Por Marcelo Gleiser
“Possível sinal de matéria escura pode ser o primeiro raio de luz que
iluminará nossa treva atual
A história da
ciência é permeada de substâncias invisíveis e matérias obscuras.
Em 1667, o alquimista e médico
alemão Johann Joachim Becher, procurando entender a combustão, propôs que
substâncias queimavam devido à liberação de "flogisto": uma substância sem flogisto não queimava.
A hipótese foi questionada quando se demonstrou que certos metais ganhavam peso
quando queimavam, algo difícil de conciliar com a perda de uma substância.
Como solução, alguns especularam que
o flogisto era mais leve do que o ar,
enquanto outros sugeriram que tinha peso negativo. Esse tipo de atitude não é raro
em ciência -quando uma ideia começa a
falhar, medidas são tomadas para resgatá-la. Só com tempo e provas
experimentais a ideia é abandonada ou modificada até fazer sentido.

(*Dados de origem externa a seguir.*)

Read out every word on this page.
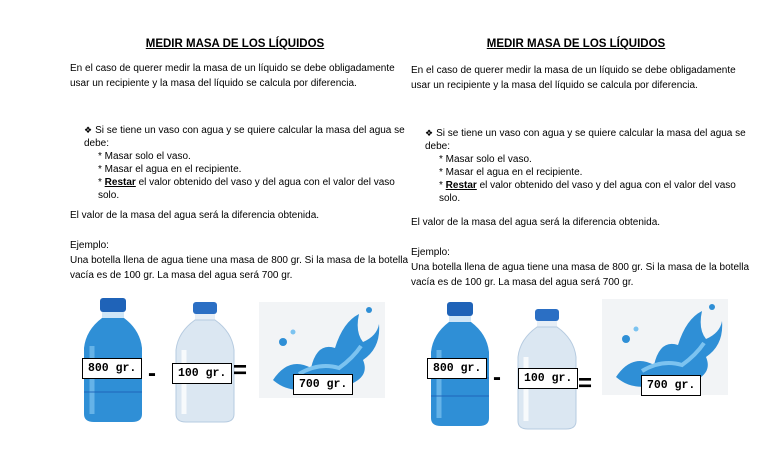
MEDIR MASA DE LOS LÍQUIDOS
En el caso de querer medir la masa de un líquido se debe obligadamente usar un recipiente y la masa del líquido se calcula por diferencia.
❖ Si se tiene un vaso con agua y se quiere calcular la masa del agua se debe:
* Masar solo el vaso.
* Masar el agua en el recipiente.
* Restar el valor obtenido del vaso y del agua con el valor del vaso solo.
El valor de la masa del agua será la diferencia obtenida.
Ejemplo:
Una botella llena de agua tiene una masa de 800 gr. Si la masa de la botella vacía es de 100 gr. La masa del agua será 700 gr.
800 gr. -	100 gr. =
700 gr.
MEDIR MASA DE LOS LÍQUIDOS
En el caso de querer medir la masa de un líquido se debe obligadamente usar un recipiente y la masa del líquido se calcula por diferencia.
❖ Si se tiene un vaso con agua y se quiere calcular la masa del agua se debe:
* Masar solo el vaso.
* Masar el agua en el recipiente.
* Restar el valor obtenido del vaso y del agua con el valor del vaso solo.
El valor de la masa del agua será la diferencia obtenida.
Ejemplo:
Una botella llena de agua tiene una masa de 800 gr. Si la masa de la botella vacía es de 100 gr. La masa del agua será 700 gr.
800 gr. -	100 gr. =	700 gr.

Apenas em 1783 o grande químico
francês Antoine-Laurent Lavoisier demonstrou que a combustão requer a presença
de oxigênio e que a massa dos reagentes permanece constante em toda reação
química: "Em todas as operações da
natureza nada é criado; uma quantidade idêntica de matéria existe antes e
depois do experimento".
Porém, confuso sobre a natureza do
calor, Lavoisier propôs outra substância estranha, o "calórico". As coisas esfriam devido ao fluxo de calórico do
quente ao frio. Para respeitar sua lei de conservação, o calórico não podia ter massa, sendo uma espécie de éter capaz de fluir.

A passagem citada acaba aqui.